Cuore, grinta e spirito da grande squadra per centrare la vittoria, fin qui, più importante del campionato. Il Bari espugna 1-2 il campo del Catanzaro e si porta a +10 in vetta alla classifica della serie C girone C, distanziando proprio i calabresi nella corsa alla promozione diretta. Decidono le reti di Antenucci (rigore al 42′)) e D’Errico (super goal al 1′ della ripresa), a ribaltare l’iniziale vantaggio di Fazio al 22′. Con questi tre punti il Bari sale a 65 punti in classifica, distanziando anche a +11 la Virtus Francavilla clamorosamente rimontata sul 3-3 dalla Paganese in casa.

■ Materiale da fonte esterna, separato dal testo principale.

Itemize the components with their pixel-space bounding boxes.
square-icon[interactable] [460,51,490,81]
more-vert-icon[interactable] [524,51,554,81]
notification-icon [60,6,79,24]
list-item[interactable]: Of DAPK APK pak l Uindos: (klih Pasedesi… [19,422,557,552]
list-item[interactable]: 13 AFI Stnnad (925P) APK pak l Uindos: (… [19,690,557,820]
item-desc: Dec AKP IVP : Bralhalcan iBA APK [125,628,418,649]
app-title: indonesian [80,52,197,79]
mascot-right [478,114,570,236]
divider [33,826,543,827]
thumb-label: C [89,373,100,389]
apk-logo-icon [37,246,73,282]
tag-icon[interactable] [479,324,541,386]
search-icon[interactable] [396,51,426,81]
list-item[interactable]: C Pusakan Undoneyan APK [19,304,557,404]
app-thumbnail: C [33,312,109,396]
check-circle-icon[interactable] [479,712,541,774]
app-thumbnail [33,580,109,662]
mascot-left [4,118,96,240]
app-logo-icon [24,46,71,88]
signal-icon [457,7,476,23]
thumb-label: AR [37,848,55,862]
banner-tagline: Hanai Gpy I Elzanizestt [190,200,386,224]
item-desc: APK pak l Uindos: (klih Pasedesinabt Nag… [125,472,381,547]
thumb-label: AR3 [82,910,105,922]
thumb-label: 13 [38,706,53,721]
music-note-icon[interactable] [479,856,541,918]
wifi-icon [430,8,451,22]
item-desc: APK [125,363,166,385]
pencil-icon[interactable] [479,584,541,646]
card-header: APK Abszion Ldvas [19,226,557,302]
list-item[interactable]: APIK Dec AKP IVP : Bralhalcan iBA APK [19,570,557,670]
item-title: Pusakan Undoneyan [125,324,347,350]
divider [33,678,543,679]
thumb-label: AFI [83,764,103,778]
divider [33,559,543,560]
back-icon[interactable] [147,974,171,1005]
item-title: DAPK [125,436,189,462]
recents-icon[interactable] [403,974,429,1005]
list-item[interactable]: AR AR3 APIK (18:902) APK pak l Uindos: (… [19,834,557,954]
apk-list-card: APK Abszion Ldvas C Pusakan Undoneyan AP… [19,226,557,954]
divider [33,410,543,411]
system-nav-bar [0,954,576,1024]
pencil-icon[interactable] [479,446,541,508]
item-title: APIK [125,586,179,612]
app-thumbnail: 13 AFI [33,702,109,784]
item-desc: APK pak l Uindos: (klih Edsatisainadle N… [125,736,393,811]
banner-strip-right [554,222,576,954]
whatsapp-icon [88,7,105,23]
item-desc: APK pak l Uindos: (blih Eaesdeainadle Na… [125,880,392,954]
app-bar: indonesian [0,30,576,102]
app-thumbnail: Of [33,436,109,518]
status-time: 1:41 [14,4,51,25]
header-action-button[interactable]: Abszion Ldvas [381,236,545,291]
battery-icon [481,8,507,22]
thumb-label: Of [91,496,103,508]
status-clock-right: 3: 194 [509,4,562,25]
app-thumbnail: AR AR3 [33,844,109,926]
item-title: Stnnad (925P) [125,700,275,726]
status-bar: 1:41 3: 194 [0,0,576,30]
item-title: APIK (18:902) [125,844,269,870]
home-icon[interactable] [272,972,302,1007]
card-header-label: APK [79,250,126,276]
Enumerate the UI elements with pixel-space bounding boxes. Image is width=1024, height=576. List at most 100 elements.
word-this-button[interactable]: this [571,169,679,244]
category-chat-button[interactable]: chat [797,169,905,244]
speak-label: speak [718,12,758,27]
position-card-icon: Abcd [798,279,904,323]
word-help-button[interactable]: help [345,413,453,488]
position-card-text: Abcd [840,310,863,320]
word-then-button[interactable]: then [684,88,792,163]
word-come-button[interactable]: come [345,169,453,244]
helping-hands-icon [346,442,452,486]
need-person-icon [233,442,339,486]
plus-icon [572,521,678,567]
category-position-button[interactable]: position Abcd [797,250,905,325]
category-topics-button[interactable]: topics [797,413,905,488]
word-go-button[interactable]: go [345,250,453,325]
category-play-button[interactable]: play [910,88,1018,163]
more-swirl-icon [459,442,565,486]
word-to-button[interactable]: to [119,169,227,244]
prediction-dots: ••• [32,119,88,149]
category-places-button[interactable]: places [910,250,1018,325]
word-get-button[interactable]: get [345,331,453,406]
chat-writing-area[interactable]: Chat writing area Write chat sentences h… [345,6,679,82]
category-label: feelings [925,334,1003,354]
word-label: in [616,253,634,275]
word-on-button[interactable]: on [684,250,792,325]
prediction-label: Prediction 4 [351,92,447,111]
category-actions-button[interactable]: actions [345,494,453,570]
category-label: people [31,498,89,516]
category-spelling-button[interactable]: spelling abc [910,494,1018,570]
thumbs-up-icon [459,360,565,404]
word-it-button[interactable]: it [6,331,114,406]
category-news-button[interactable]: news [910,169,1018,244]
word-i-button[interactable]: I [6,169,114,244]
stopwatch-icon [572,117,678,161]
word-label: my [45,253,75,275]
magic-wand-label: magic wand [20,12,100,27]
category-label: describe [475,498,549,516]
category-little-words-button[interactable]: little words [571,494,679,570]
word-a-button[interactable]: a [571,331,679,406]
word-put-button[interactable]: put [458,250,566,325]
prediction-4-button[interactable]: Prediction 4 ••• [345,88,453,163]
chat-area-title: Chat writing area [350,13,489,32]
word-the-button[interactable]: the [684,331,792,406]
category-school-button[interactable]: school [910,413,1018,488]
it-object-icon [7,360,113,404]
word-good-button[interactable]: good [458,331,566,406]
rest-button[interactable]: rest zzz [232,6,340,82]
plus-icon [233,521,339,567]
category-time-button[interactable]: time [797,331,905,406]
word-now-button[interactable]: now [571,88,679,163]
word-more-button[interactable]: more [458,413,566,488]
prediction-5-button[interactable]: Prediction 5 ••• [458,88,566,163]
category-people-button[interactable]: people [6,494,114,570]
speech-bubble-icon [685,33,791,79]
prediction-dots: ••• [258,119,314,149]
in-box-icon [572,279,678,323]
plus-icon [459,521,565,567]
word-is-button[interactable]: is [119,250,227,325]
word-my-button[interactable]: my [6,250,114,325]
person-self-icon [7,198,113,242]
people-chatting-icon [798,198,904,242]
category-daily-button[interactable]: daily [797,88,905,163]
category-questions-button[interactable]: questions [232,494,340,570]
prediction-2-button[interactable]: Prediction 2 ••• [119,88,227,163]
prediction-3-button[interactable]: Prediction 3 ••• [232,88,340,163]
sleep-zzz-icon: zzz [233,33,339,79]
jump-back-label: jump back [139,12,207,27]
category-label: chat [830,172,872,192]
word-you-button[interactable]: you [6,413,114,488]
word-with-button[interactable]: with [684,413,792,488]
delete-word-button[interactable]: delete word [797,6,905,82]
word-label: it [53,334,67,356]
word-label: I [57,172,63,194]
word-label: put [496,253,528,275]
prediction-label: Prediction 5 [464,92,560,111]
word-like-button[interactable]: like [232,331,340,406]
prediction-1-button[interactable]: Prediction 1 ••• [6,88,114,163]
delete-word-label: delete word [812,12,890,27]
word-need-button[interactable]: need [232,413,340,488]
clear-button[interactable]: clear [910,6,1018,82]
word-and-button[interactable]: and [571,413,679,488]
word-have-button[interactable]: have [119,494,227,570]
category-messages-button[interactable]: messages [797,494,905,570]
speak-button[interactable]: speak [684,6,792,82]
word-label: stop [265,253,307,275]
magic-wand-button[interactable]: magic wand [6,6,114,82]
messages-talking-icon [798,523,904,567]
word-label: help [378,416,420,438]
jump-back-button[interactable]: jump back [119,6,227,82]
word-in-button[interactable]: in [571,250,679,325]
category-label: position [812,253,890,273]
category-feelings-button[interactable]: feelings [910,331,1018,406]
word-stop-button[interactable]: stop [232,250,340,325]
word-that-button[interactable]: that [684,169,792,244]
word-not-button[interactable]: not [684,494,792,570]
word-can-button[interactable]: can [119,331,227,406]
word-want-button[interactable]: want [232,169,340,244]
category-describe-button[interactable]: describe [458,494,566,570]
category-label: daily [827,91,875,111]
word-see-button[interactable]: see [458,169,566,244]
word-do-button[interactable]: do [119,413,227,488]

Mister Michele Mignani conferma il 4-3-1-2 con tre novità rispetto alla squadra che nell’ultimo turno ha battuto la Virtus Francavilla in casa, a cominciare dalla porta dove Polverino rileva l’indisponibile Frattali. Sulla trequarti rientra dal 1′ Botta, che fa accomodare in panchina Galano, alle spalle della coppia Antenucci-Cheddira. In difesa recupera Belli, che si riprende il posto da titolare sulla destra, al posto dello squalificato Celiento e dell’infortunato Pucino, con Ricci dall’altra parte e la coppia centraleTerranova-Gigliotti. Nel mezzo spazio all’ormai collaudato terzetto Maita-Maiello-D’Errico. Mister Vincenzo Vivarini risponde schierando il suo Catanzaro con il 3-5-2, dove l’ex di turno Pietro Cianci non figura fra i titolari. A guidare l’attacco ci saranno Biasci e Vasquez, con Bayeye e Vandeputte sulle fasce.

L’avvio è equilibrato: al 5′ Antenucci da buona posizione non trova il destro vincente. Al 22′ l’episodio: angolo da destra, Maita si perde Fazio che liberissimo di testa mette alle spalle di Polverino. Il Bari, però, non si disunisce e continua a esercitare una buona pressione sui giallorossi calabresi: al 31′ Cheddira mette fuori con il destro da posizione centrale all’altezza del limite dell’area piccola. I galletti non mollano e al 41′ trovano l’episodio: Bayeye tampona Ricci in area, per l’arbitro è rigore che Antenucci trasforma con freddezza.

Nella ripresa Mignani lascia negli spogliatoi Botta per mandare in campo Galano e deve fare a meno di Belli, infortunato e rilevato da Mazzotta. Al pronti-via i galletti trovano il vantaggio: minuto 46′, D’Errico fa tutto da solo e dal limite s’inventa un destro a giro che non dà scampo a Nocchi. Il Bari riesce a serrare i ranghi nonostante la grande sfortuna: prima si fa male Ricci, poi Galano, rilevati da Di Cesare e Mallamo. Nella ripresa c’è gloria anche per Polverino, che al 60′ toglie dall’angolino basso alla sua destra il tiro preciso e potente di Vandeputte. Nel finale Mignani si mette con il 3-5-2, portando D’Errico a destra e Mazzotta a sinistra, e riesce a contenere le offensive del Catanzaro, che nel finale manda in campo anche Carlini, Maldonado e Cianci senza però trovare il grimaldello giusto. In pieno recupero c’è ancora gloria per Polverino, che con un colpo di reni dice no al tentativo di Gatti. Al fischio finale è festa per il Bari, che con il cuore e da gran de squadra centra la vittoria più importante del suo campionato e ipoteca il primo posto in classifica e la promozione diretta in serie B.